In ‘Freedom in Exile’ the Dalai Lama’s describes the Bylakuppe refugee camp as he found it in 1961: – ‘On 1 February 1960, the first settlers arrived at Bylakuppe in Mysore State. I heard later that when they saw the land, many of the refugees broke down and cried. The task before them seemed so immense. They had been supplied with tents and basic equipment, but apart from this, their only resource was such determination as they could bring to bear.
During the early part of 1961, I paid my first visit to the new settlement at Bylakuppe. On arrival, I found the settlers all to be very dark and thin. I saw immediately why they had been so pessimistic. The camp consisted of nothing but a few tents on the edge of a forest and, although the countryside was just as beautiful as I remembered it from my pilgrimage, the land itself did not look promising. Moreover, the heat from the burning debris, combined with the heat from the sun, was almost unbearable.

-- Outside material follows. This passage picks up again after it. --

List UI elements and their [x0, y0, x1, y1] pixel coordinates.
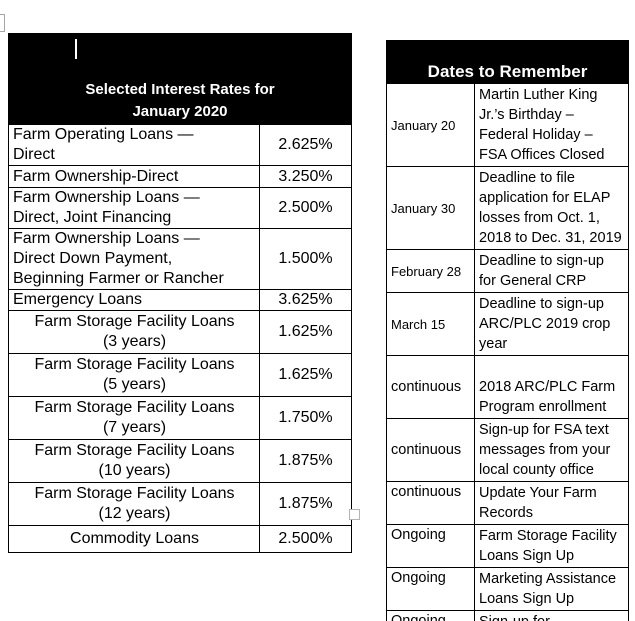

The settlers had made a special tent for me with bamboo walls and a canvas roof. But even though it was well made, it was no proof against the terrible dust thrown up by the clearing process. Every day, a thick cloud of smoke and soot hung over the whole area. At night it would settle slowly, penetrating every tiny opening, so that in the morning you woke up covered in a fine layer of powder. Because of these conditions morale was very low.’
The group from Mysore helped the Tibetans adjust to the hot climate, farm on the arid plain and to set up healthcare and education for their community.
‘Freedom in Exile’ covers the life history of the Dalai Lama from the time when he was ‘discovered’ after the death of the previous Dalai Lama .
Before his third birthday, the boy Dalai Lama was taken to live in the community of Buddhist monks. His eager sense of adventure was harnessed by his mentors as they educated him on Buddhist philosophy in the monastery. When in 1950 the eastern region of Tibet was invaded by the People’s Liberation Army of China, the 15-year-old Dalai Lama had only the Buddhist teachings to guide him on the defence of his country.
After four years he made the dangerous journey out of Tibet, to live in the heart of Maoist regime in Peking, hoping to persuade them to give Tibet back to the Tibetans. On return to Tibet he tried to peacefully restrain the excesses of the invader, but to no avail.
‘Freedom in Exile’ is an honest and thought-provoking account from a person, ordinary in many ways, but set up through a quirk of fate to lead a nation. It gives insights of the Buddhist way of life and shows faith kept alive against all odds.